The man in the arena: Be a bold supporter, not a critic
‘It is not the critic who counts; not the man who points out how the strong man stumbles, or where the doer of deeds could have done them better. The credit belongs to the man who is actually in the arena …” These are the unforgettable word
s uttered by US president Theodore Roosevelt in 1910, a little more than a decade after America had emerged as a new world power.
He wanted to emphasise that the success of a country rests on the quality of its leaders and the discipline of its citizens, as opposed to the distracting commentary of others.

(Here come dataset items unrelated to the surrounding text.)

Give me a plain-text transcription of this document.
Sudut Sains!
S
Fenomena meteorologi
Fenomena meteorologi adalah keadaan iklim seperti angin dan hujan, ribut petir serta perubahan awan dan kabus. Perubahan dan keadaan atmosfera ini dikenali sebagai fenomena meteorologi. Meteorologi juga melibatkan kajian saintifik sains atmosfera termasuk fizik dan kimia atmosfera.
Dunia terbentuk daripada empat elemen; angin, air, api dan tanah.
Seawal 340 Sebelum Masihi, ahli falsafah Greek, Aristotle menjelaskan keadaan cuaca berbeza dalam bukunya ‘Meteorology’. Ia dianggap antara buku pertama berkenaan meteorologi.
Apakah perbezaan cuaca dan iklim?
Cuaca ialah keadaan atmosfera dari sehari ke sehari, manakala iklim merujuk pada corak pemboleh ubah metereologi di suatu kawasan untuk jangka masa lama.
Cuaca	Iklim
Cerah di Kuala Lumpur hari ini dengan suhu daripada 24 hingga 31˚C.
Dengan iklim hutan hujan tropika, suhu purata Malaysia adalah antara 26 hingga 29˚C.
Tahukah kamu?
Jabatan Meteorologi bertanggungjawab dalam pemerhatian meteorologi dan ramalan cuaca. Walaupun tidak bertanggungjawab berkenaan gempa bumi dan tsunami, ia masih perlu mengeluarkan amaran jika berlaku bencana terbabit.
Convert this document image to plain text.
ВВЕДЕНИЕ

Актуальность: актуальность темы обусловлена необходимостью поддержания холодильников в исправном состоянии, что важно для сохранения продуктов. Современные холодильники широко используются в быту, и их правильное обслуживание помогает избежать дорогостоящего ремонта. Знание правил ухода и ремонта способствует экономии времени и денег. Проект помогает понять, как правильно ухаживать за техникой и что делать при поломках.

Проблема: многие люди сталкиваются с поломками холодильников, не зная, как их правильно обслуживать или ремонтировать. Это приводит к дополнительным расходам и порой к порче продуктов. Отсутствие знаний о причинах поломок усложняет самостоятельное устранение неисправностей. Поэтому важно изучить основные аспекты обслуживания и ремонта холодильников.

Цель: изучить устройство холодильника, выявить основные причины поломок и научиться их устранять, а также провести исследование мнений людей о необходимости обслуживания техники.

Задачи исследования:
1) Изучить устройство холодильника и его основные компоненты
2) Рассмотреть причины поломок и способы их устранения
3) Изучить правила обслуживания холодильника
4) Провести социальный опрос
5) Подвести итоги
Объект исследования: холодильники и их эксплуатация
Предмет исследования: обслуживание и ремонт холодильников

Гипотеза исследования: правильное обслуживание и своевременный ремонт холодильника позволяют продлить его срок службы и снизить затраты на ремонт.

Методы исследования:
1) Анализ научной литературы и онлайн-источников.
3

There is a reason that his words are still referred to in presidential speeches and literature. Nelson Mandela, whose passing we commemorated this week, gave a copy of Roosevelt’s words to the captain of the South African rugby team, Francois Pienaar, just before the team proceeded to beat the All Blacks in the 1995 Rugby World Cup final. US President Barack Obama referenced Roosevelt’s words this year in a speech he delivered during the run-up to the presidential elections.
Roosevelt’s words are a reminder that the person who deserves our respect, admiration and encouragement is the man in the arena – the person taking notable strides towards making South Africa a better place, and not necessarily the critic commenting from the sidelines.
Despite the tough economic environment, we have seen a number of politicians, business leaders and members of broader society take bold actions that have helped keep our economy stable and retain its investment-grade status. They achieved this despite judgment and criticism. Sometimes their actions were risky and unconventional – they were being the man in the arena – but their quality in character and discipline in action helped them to persevere until the desired outcome was achieved.
There is still a long way to go in the mission to revive growth and restore confidence across the country. We need more people to act as supporters and encouragers, so that more people can feel comfortable with being the bold man in the arena.
As we look to the year ahead, each of us should choose whether we want to be critics or supporters who encourage others to go out and take bold actions. I hope most of us opt for the latter, otherwise we will be remembered as the country that had great potential but struggled to support those who had the willpower to unleash that potential.
The more we can shift towards a more supportive and encouraging society, the more people will feel encouraged to take the big leaps they would otherwise not take.
As an example, one of the key levers for growth in this country is the development of small, micro and medium-sized enterprises. We are in dire need of more citizens to participate in that space, yet too few are bold enough to take the leap towards developing their small businesses. They are hindered by the fear of being judged by the critics should they fail.
Imagine how different the outcome would be if those critics actually turned into the supporters you need to start and develop a solid business – from funders, mentors and customers to suppliers. There would be much more development in this space, and more small businesses would prosper.
The fact that you are not yet ready to start and grow your own business, or lack the desire to do it, does not mean you cannot play a role in supporting those who are ready to do so. We each have the ability to help small businesses in different ways. We have to, given their significance to the development of our country’s economic growth plan.
Roosevelt emphasised that the person he referred to as the man in the arena is someone “who spends himself in a worthy cause; who at the best knows in the end the triumph of high achievement, and who at the worst, if he fails, at least fails while daring greatly”. Our fear of failure tends to drive us away from taking action, but if we focus on daring greatly and taking action despite the fear, we might just find ourselves in a triumph of high achievement.